La libertad religiosa empieza a asomarse de forma tímida

Elisa Álvarez González
Elisa Álvarez SANTIAGO / LA VOZ

SOCIEDAD

Evandro Inetti | DPA

Franco reconoce el derecho de cada persona a profesar su religión

05 abr 2018 . Actualizado a las 15:17 h.

En el año 1965 el Concilio Vaticano II declaró que cada persona tiene derecho a la libertad religiosa. La España de Franco, en donde la católica era oficialmente «la religión del Estado español», se vio obligada a recoger el guante. Y fue así como tímidamente a finales de los sesenta comenzó este derecho en el país, con una ley en el 67, ya derogada, y sus posteriores desarrollos normativos, algunos aún en vigor. En 1968, el año en el que comenzaron a fraguarse muchas libertades, también se pusieron las bases para que cada español pudiese profesar su propia religión públicamente. Una orden de abril de ese año reconocía las confesiones religiosas no católicas y su derecho a constituirse en asociación, en la línea conciliar. También el de establecer lugares de culto, tener un registro de sus miembros y libros de contabilidad. No obstante, y pese a que el testigo del Concilio Vaticano II llegó a España, la ley era clara al recoger que la religión católica seguía siendo la de la nación.

Y es que todavía el país era un estado confesional, algo que no cambiaría hasta la entrada en vigor de la Constitución, en donde claramente se recoge en su artículo 16 que, «ninguna confesión tendrá carácter estatal». No solo eso, los poderes públicos, en función de las creencias de la sociedad española, están obligados a mantener relaciones de cooperación con la Iglesia católica y con las demás confesiones.

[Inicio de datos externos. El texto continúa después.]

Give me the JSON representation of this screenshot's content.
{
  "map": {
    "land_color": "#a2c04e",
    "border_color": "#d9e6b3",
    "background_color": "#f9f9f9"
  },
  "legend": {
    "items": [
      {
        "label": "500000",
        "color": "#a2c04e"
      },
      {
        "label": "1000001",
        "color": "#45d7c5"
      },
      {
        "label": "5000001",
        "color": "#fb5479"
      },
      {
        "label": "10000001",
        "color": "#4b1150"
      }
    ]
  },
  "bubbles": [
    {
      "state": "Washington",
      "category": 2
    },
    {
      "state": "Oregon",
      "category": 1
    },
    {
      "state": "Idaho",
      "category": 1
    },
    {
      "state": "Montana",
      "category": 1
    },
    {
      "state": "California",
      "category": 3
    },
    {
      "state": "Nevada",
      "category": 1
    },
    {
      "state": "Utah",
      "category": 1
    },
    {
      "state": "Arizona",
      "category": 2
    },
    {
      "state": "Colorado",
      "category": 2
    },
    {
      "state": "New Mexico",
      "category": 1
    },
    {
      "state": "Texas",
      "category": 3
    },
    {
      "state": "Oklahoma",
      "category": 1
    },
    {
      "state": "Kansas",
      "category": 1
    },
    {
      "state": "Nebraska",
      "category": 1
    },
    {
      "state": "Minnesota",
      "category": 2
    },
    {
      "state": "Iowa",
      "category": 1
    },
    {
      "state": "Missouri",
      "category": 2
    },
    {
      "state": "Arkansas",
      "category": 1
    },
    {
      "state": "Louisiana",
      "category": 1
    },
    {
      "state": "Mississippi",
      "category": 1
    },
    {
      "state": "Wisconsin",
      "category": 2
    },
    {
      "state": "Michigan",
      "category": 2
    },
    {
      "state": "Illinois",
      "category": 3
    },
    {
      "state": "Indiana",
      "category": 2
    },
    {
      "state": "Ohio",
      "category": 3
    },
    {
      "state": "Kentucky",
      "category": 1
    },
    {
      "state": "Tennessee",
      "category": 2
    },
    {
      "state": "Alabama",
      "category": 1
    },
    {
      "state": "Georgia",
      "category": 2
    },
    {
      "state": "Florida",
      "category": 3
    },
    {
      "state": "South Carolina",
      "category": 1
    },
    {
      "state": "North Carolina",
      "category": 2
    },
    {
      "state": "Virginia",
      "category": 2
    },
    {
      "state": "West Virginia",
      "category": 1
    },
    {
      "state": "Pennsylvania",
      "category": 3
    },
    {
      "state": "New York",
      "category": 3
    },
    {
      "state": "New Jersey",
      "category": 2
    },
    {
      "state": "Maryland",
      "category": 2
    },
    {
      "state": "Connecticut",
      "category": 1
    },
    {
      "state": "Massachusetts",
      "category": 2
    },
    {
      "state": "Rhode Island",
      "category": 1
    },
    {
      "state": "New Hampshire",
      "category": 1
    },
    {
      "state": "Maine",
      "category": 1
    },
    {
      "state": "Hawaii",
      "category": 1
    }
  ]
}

Medio siglo después «la libertad religiosa como derecho individual está plenamente garantizado en España», dice Vicente Sanjurjo, profesor de derecho constitucional de la USC, quien abordó en sus investigaciones este tema. Pero al mismo tiempo que se muestra contundente en la protección de esta libertad por parte del Estado, no lo es tanto en otras cuestiones que afectan a la religión, como la obligación que tienen los poderes públicos de ser neutrales. Las banderas a media asta durante la Semana Santa, la presencia pública de ministros en las procesiones, o las Fuerzas Armadas participando y protagonizando actos religiosos «casan mal con el principio de aconfesionalidad del artículo 16 de la Constitución», recuerda este profesor universitario.

«El Estado -añade Sanjurjo- no tiene ningún tipo de déficit en la garantía de la libertad religiosa, pero cuestiones como las anteriores plantean un problema con el principio de neutralidad estatal». No solo eso, sino que si los poderes públicos se identifican con un tipo de confesión, los individuos que no forman parte de ella no ven respaldado el ejercicio de su libertad de creencias en las mismas condiciones.

En la ley preconstitucional se recogía que los españoles, con independencia de sus creencias, tenían derecho al ejercicio de cualquier trabajo o actividad, e incluso se admitía la posibilidad de casarse, además de civilmente, por los ritos o ceremonias propias de las confesiones no católicas «en cuanto no atenten a la moral o a las buenas costumbres». Los españoles -admitía esta ley- tenían derecho a recibir sepultura según sus convicciones y a recibir enseñanza de su propia fe.

Una ley que duró 13 años

Poco duró esta primera ley de libertad religiosa que afloró a finales de los sesenta. Lógico, por otro lado, con la llegada de la democracia y la Constitución. En 1980 se aprobó una nueva norma adaptada a los principios constitucionales de aconfesionalidad del Estado. Las diferencias están claras ya desde sus primeras líneas, pasando de una religión católica «que es la de la Nación española» -rezaba el texto publicado en 1967-, a que «ninguna confesión tendrá carácter estatal» en la legislación del 80. No obstante, la Iglesia católica se aferraría a sus derechos en los acuerdos con la Santa Sede, que se negociaron prácticamente al mismo tiempo que la Constitución y en los que se incluyen aspectos educativos como el derecho a recibir clases de religión, o a que sea la propia Iglesia quien designe a los profesores de esta materia en los centros públicos.